El doctor Vedia estaba a punto de fastidiarse muy en serio con su colega. Le parecía inadmisible un comportamiento tan inhumano (o, dicho en otra forma, demasiado humano). Dudar de la capacidad profesional del aludido estaba por completo fuera de la cuestión, claro está; pero de no ser tan ecuánime hubiera llegado hasta ese límite. Muy fastidiado. Sí. Reprimiendo la perturbación de la interferencia continuó interrogando:
—Permítame que insista sobre este asunto, señor Sotelo. No está del todo claro para mí a qué se refiere cuando habla de «traición» y «castigo teológico», al hacer referencia al otro hombre. No termino de comprender su relación con él.
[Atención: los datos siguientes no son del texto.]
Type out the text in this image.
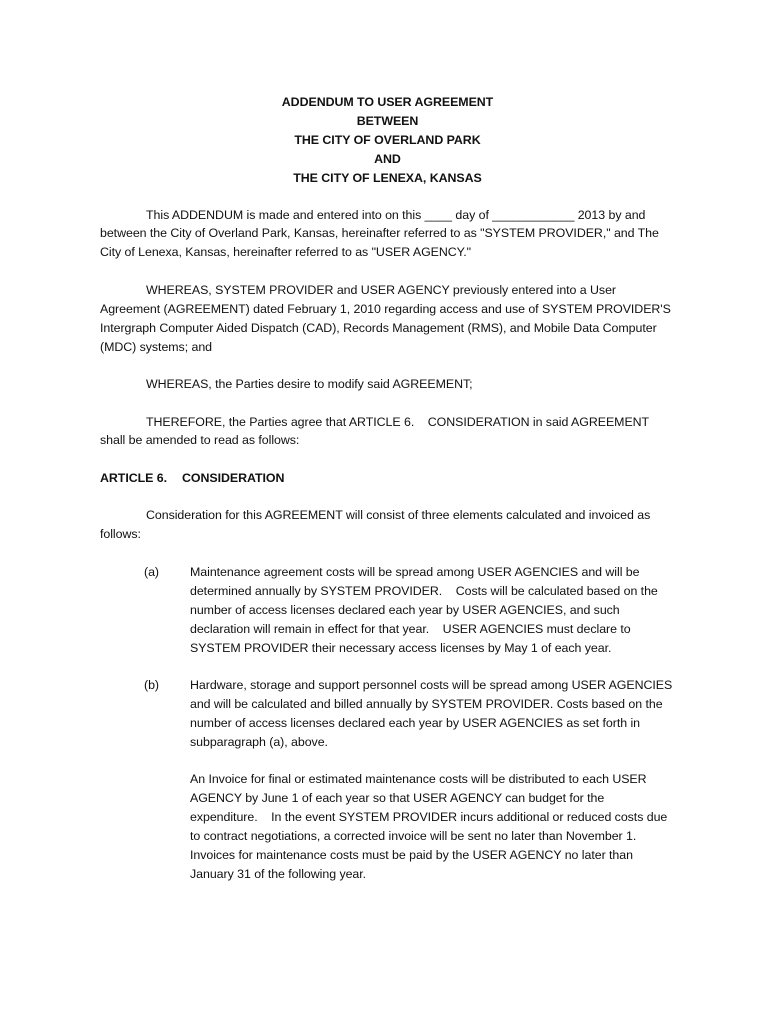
ADDENDUM TO USER AGREEMENT
BETWEEN
THE CITY OF OVERLAND PARK
AND
THE CITY OF LENEXA, KANSAS

This ADDENDUM is made and entered into on this ____ day of ____________ 2013 by and between the City of Overland Park, Kansas, hereinafter referred to as "SYSTEM PROVIDER," and The City of Lenexa, Kansas, hereinafter referred to as "USER AGENCY."

WHEREAS, SYSTEM PROVIDER and USER AGENCY previously entered into a User Agreement (AGREEMENT) dated February 1, 2010 regarding access and use of SYSTEM PROVIDER'S Intergraph Computer Aided Dispatch (CAD), Records Management (RMS), and Mobile Data Computer (MDC) systems; and

WHEREAS, the Parties desire to modify said AGREEMENT;

THEREFORE, the Parties agree that ARTICLE 6.    CONSIDERATION in said AGREEMENT shall be amended to read as follows:

ARTICLE 6. CONSIDERATION

Consideration for this AGREEMENT will consist of three elements calculated and invoiced as follows:

(a)	Maintenance agreement costs will be spread among USER AGENCIES and will be determined annually by SYSTEM PROVIDER.    Costs will be calculated based on the number of access licenses declared each year by USER AGENCIES, and such declaration will remain in effect for that year.    USER AGENCIES must declare to SYSTEM PROVIDER their necessary access licenses by May 1 of each year.
(b)	Hardware, storage and support personnel costs will be spread among USER AGENCIES and will be calculated and billed annually by SYSTEM PROVIDER. Costs based on the number of access licenses declared each year by USER AGENCIES as set forth in subparagraph (a), above.

An Invoice for final or estimated maintenance costs will be distributed to each USER AGENCY by June 1 of each year so that USER AGENCY can budget for the expenditure.    In the event SYSTEM PROVIDER incurs additional or reduced costs due to contract negotiations, a corrected invoice will be sent no later than November 1.    Invoices for maintenance costs must be paid by the USER AGENCY no later than January 31 of the following year.
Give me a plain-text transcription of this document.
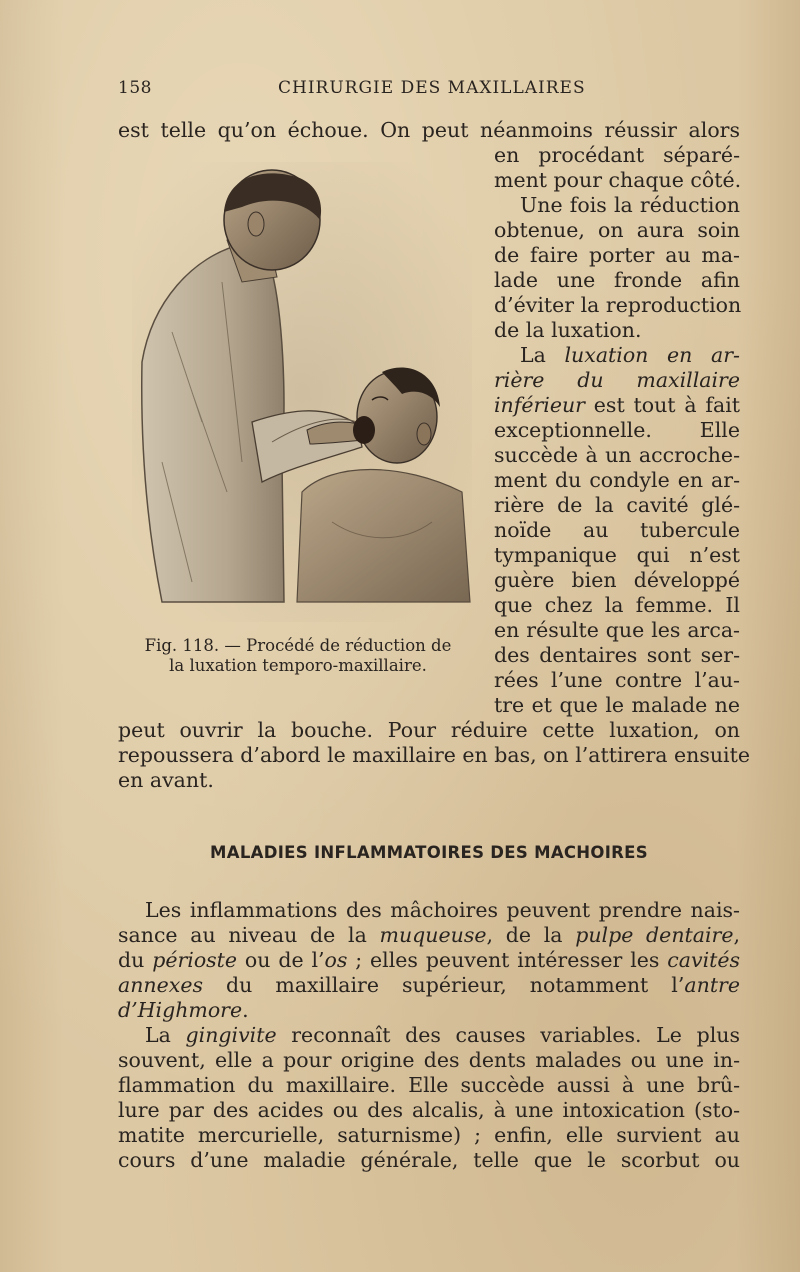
158	CHIRURGIE DES MAXILLAIRES
est telle qu’on échoue. On peut néanmoins réussir alors
en procédant séparé-
ment pour chaque côté.
Une fois la réduction
obtenue, on aura soin
de faire porter au ma-
lade une fronde afin
d’éviter la reproduction
de la luxation.
La luxation en ar-
rière du maxillaire
inférieur est tout à fait
exceptionnelle. Elle
succède à un accroche-
ment du condyle en ar-
rière de la cavité glé-
noïde au tubercule
tympanique qui n’est
guère bien développé
que chez la femme. Il
en résulte que les arca-
des dentaires sont ser-
rées l’une contre l’au-
tre et que le malade ne
peut ouvrir la bouche. Pour réduire cette luxation, on
repoussera d’abord le maxillaire en bas, on l’attirera ensuite
en avant.
Fig. 118. — Procédé de réduction de
la luxation temporo-maxillaire.
MALADIES INFLAMMATOIRES DES MACHOIRES
Les inflammations des mâchoires peuvent prendre nais-
sance au niveau de la muqueuse, de la pulpe dentaire,
du périoste ou de l’os ; elles peuvent intéresser les cavités
annexes du maxillaire supérieur, notamment l’antre
d’Highmore.
La gingivite reconnaît des causes variables. Le plus
souvent, elle a pour origine des dents malades ou une in-
flammation du maxillaire. Elle succède aussi à une brû-
lure par des acides ou des alcalis, à une intoxication (sto-
matite mercurielle, saturnisme) ; enfin, elle survient au
cours d’une maladie générale, telle que le scorbut ou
Sotelo habló con suficiencia. Casi imparcial. Casi olvidando su drama:
—Pero si es muy sencillo. Él, yo, todos, una vez por lo menos a lo largo de la vida, nos encontramos con Dios. A quien no está preparado él lo destruye. —Sotelo puso una sonrisa muy rara y especial; dijo mirando a Vedia intencionadamente—: Y cuidado, que a usted también le puede pasar.
Por primera vez el rostro de Vedia abandonó su imperturbabilidad. El gordo lo notó. Había querido decirle que aunque estaba tan seguro dentro de su sotana blanca, bien pudiera ocurrirle un día que no lograse rehuir la mirada interior; un vistazo al espejo existo-esencial. Sotelo se dijo: «Notable. Se dio cuenta». Vedia, por el contrario, si cambió la cara fue porque pensó que el otro deseó significarle: «Cuidado: no me jodas o te voy a pegar un fierrazo a vos también». El gordo ni en sueños imaginaba que el psiquiatra le tuviera miedo físico. Miró al médico lleno de admiración, aunque desde afuera, meditando: «Qué curioso. Casi nadie es capaz de escarmentar en cabeza ajena. Y este hombre, sólo con oír una frase, entiende todo. Quizá mi tragedia le sirva para salvarse. Útil para él, no para mí. Yo, es casi seguro, no tengo salvación». El doctor Vedia que, muy al contrario de lo que Sotelo imaginaba, entendía cero dividido por dos, dio por terminada la entrevista.